Suppose we want to get a density estimate of some data X
. One way is to compute the empirical CDF,
N <- 1e5
x <- seq(min(X), max(X), length=N)
F <- ecdf(X)(x)
and then the density, by taking the derivative of F
.
Question 1
Suppose the density
D <- diff(X, lag=1) / diff(x, lag=1)
Then the area under the density A <- sum(D) * diff(x)[1]
will equal 1 (here assuming that x
is an evenly spaced vector). However it may be desirable to smooth the estimate by taking a lag
value greater than 1. e.g.
lg <- 50
D <- diff(X, lag=lg) / diff(x, lag=lg)
What do we need to do to D
such that A <- sum(D) * diff(x)[1]
is equal to unity?
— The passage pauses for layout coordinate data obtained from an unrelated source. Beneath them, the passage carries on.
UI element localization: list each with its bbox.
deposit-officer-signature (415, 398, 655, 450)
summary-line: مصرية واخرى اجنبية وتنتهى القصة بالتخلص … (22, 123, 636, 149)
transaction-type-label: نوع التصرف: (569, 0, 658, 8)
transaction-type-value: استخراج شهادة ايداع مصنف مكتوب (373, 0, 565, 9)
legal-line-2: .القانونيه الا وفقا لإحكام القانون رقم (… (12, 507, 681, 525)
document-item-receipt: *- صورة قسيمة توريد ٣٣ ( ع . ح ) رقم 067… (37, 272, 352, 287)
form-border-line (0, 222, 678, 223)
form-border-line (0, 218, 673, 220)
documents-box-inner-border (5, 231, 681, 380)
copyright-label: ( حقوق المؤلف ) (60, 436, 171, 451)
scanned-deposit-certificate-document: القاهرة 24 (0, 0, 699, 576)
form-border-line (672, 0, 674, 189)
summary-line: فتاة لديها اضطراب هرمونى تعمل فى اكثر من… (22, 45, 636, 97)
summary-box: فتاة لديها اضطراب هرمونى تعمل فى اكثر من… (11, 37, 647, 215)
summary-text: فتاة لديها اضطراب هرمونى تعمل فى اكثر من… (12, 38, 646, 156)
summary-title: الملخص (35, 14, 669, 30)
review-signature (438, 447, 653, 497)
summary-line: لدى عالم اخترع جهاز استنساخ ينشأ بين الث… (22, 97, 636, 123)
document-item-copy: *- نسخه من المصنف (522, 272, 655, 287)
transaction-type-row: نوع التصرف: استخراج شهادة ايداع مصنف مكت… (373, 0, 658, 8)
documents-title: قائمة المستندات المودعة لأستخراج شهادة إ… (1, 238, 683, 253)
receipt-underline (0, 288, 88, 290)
Namely, when taking lg > 1
, how do we maintain that D
is a density.
Question 2
Supposing x
is the natural domain of our observable, we may instead want to consider a re-scaled domain. This can be done in two ways:
- Take
F
on the natural domainx
and then graphxp
vs.D
wherexp
is for instance a constant re-scaling ofx
:xp <- x / max(X)
. - Take
F
on the re-scaled domain and proceed as before with density estimation. e.g.F <- ecdf(X / max(X))(x)
wherex <- seq(0, 1, length=N)
.
I am interested in the second point, but have essentially the same problem as question 1. In point 2 we introduce a change of variables, so D
should be multiplied by something to account for this. It seems to make sense on paper, but I'm not sure how to implement numerically - plus, a constant re-scaling seems too trivial to require computing inverse functions etc. Bonus points if you can combine Q1 and Q2.